Now that the Department of Labor has finally published its fiduciary rule, it is time for advisors and firms to consider how their lives will change.
Take compensation, for example. Plenty of accusations and hypothetical situations were bandied about during the past year since the DOL released its tentative fiduciary rule.
Now that the rule is published, we have a finished product from which to clear up a few misconceptions regarding compensation. Here are the most common questions regarding comepnsation:
- Do you have to recommend the investment that is the lowest cost or generates the lowest fees? No. The rule clearly states that lowest cost/fees are not the sole criteria. The rule allows, with full disclosures, room for advisors to factor in things such as risk tolerance as well, said James F. Jorden, a shareholder of Carlton Fields Jorden Burt.
- Does the rule eliminate some, or all, commissions? No. Many commissions, including trail fees, revenue sharing, and other incentives, fall into the category of “conflicted compensation.”As such, advisors will need to comply with one of the prohibited transaction exemptions to continue to receive commissions. If they do so, and disclose the fees, they can be received, said Jamie Hopkins, co-director of the New York Life Center for Retirement Income at The American College. However, “there’s a general feeling here that some of that stuff might have to go away,” he added. “From a liability standpoint, you might see people move away from those indirect compensation or revenue sharing or bonus models."

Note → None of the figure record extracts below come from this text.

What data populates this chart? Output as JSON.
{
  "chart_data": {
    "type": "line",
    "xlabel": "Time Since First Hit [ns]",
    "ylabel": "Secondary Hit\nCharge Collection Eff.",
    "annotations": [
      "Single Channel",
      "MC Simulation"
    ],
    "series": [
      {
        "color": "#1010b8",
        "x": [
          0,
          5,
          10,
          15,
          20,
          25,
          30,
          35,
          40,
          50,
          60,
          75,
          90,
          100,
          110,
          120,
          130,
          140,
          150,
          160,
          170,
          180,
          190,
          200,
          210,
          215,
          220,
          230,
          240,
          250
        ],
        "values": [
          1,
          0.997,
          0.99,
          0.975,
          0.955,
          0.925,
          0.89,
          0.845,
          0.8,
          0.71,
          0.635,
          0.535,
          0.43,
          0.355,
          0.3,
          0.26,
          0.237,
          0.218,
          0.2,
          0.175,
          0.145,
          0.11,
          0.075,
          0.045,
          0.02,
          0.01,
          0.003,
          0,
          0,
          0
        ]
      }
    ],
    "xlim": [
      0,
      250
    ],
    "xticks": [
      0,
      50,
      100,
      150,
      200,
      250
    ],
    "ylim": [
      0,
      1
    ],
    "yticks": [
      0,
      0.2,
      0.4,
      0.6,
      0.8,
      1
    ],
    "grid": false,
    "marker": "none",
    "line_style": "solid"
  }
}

- Does securing a Best Interest Contract Exemption get you out of being a fiduciary? No. In fact, part of complying with the BIC is acting as a fiduciary. “It’s just allowing you to get paid in a certain way while acting in the best interest of your client,” Hopkins said.
- Will your existing compensation structures comply with the rule? Yes. The rule contains a grandfathering clause that will allow existing commission arrangements to remain in place after the April 2017 compliance deadline.
In addition, the DOL will permit a recommendation to roll over from a plan or IRA to a level fee arrangement or to switch from a commission to a level fee arrangement. Advisors will need to provide documentation that the move is in the customer's best interest.
This leeway may help advisors who earn their living from commissions instead of fees stay in business, Hopkins said.
One of the most important words in the DOL rule is “reasonable,” in the context that all compensation must be reasonable. Unfortunately, it will be some time before a reasonable standard is known, Hopkins said.
“’Reasonable’ in this case is really going to be determined by the courts,” he said.
The vast majority of advisors will stay in the business, adapt to the new rules, Hopkins said, and carve out a good living. The money is in retirement accounts, so the opportunity for a livelihood remains.
“You can’t leave where the money is,” he said.